What in the name of George Washington and John Wayne is going on here?

No one seems to want true socialized medicine; no one seems to ‘like it’. And yet, the Obama Administration and the Democrats running Congress at the current time all seem to “want more of it”.

Here is what we would like to throw out there to just think about for the time being:

“What would it take to get the American health care system and attendant health insurance program heading towards a more privatized system?”

We have asked this question before. (see 'Principles') But now that we are flying right into the maw of the heated health care debate, we thought we would raise the issue again, to be more pointed about it.

Let’s face the basic facts of the matter. We have a privately-based health care ‘insurance’ system in America today, mostly funded by employers through the workplace, that pre-pays for 95% of all the health care costs we consume each year. The large majority of Americans are basically happy with it as it stands today.

Close to 50% of the current funding for all of the health care consumed in America comes from 3 pots of money paid by taxpayers: 1) payroll taxes; 2) general tax revenues and 3) borrowed billions from future generations. These taxpayer funds go to cover the costs of Medicare and Medicaid.

Don’t ever believe that the premiums paid by Medicare enrollees of approximately $300/month for Part B services cover the entire cost of Medicare. It does not, not even by a long shot. Those premiums cover 25% of the cost; 75% comes from the American taxpayer. The full cost of offering the standard, full-blown coverage for the average senior citizen in America is now around $1000 per person, per month.

That is around $24,000 per retired couple per year, ladies and gentlemen. And growing each and every day. We have got to find new ways to administer true health care ‘insurance’ not only for these seniors but for the entire population.

Let’s call our current health care system today something other than a ‘private’ or ‘partially socialized’ system. Maybe something distinctive like ‘Amerialism’.

Each of us wants to maintain 100% personal control over our health care decisions. But the vast majority of seniors can not afford the full standard health care programs and neither can those people who are living in poverty. We spend close to $1 trillion annually from federal taxpayer-supported health programs such as Medicare and Medicaid.

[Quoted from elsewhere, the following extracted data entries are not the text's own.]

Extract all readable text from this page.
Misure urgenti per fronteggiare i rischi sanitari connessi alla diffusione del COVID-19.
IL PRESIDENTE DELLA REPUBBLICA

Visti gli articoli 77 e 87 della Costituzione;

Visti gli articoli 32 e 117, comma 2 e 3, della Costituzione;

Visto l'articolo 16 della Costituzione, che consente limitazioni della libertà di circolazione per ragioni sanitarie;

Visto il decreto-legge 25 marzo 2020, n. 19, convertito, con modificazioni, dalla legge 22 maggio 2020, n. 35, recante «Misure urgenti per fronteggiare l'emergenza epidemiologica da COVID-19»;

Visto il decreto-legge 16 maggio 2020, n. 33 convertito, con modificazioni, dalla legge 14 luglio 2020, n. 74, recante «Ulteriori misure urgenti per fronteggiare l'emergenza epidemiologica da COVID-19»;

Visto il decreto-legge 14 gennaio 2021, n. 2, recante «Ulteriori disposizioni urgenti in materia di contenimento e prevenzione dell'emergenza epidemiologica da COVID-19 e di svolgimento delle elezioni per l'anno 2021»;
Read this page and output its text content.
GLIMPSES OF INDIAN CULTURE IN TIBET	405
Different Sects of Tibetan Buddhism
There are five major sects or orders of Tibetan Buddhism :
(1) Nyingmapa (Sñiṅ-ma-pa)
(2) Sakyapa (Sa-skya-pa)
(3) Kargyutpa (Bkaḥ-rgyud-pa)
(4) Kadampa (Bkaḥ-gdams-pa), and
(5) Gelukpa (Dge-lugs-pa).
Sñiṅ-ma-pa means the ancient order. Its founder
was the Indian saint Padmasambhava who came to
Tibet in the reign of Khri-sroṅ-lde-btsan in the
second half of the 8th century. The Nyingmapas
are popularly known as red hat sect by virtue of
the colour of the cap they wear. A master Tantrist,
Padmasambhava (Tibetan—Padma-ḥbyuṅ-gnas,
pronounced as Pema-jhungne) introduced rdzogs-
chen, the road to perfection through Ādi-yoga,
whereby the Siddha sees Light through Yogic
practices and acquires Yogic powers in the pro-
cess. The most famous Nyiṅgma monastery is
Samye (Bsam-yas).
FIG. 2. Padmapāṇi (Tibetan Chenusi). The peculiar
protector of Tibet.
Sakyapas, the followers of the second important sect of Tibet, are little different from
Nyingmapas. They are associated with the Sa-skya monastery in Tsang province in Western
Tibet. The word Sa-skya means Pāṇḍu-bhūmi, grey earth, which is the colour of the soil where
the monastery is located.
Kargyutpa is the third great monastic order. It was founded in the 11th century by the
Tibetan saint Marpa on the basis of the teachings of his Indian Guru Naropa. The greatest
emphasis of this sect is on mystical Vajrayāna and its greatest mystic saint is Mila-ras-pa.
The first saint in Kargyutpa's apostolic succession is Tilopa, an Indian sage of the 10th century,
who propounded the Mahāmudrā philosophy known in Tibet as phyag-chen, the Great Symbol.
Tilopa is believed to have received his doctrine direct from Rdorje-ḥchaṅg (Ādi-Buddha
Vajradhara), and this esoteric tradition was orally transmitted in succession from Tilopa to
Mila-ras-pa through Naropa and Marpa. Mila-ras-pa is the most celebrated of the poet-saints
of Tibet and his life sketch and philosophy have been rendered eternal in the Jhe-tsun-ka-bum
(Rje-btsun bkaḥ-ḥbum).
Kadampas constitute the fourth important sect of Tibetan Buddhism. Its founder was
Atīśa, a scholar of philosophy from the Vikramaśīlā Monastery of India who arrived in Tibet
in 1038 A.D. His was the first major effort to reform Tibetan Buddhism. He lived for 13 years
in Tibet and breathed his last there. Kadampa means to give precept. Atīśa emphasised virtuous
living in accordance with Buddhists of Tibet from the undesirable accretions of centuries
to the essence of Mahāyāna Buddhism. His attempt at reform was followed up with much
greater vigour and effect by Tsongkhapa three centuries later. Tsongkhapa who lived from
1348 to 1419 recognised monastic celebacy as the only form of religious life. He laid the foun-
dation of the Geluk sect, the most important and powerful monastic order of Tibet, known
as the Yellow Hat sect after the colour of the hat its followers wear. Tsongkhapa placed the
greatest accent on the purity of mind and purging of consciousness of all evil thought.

The real question right now before us is this: “Do we want to move towards more socialized medicine? Or do we try to turn this aircraft carrier around and point it more towards a true privately-based adminstered and funded health care ‘insurance’ system?”

We believe the first step is to recognize that we want to insure everyone against truly catastrophic outcomes that can wipe out family finances and then go from there. The next step is to reallocate sufficient funds from the existing Medicare and Medicaid programs to help pay for such high-level ‘insurance’ coverage for every person, not just seniors and poverty-level families. Adjust the federal-allocated share based on household income and net wealth status and provide some sort of assistance up to 300% of the poverty level. 1)

And then allow every person to decide for themselves which insurance plan to buy into regardless of state or area. Freedom of choice works in the GI college program and the VA housing program; why not in health care as well? For those who are incapable of making those decisions for themselves, the family unit or a government agency can help them make that decision.

Under such a plan, this ship will be rightly turned back towards a more private system and other reforms can be passed later to finally break the upward death spiral in health care costs in this country. Without such fundamental structural reform in the entire health care industry, we will not be able to meet the other very basic needs of our nation in a very short time.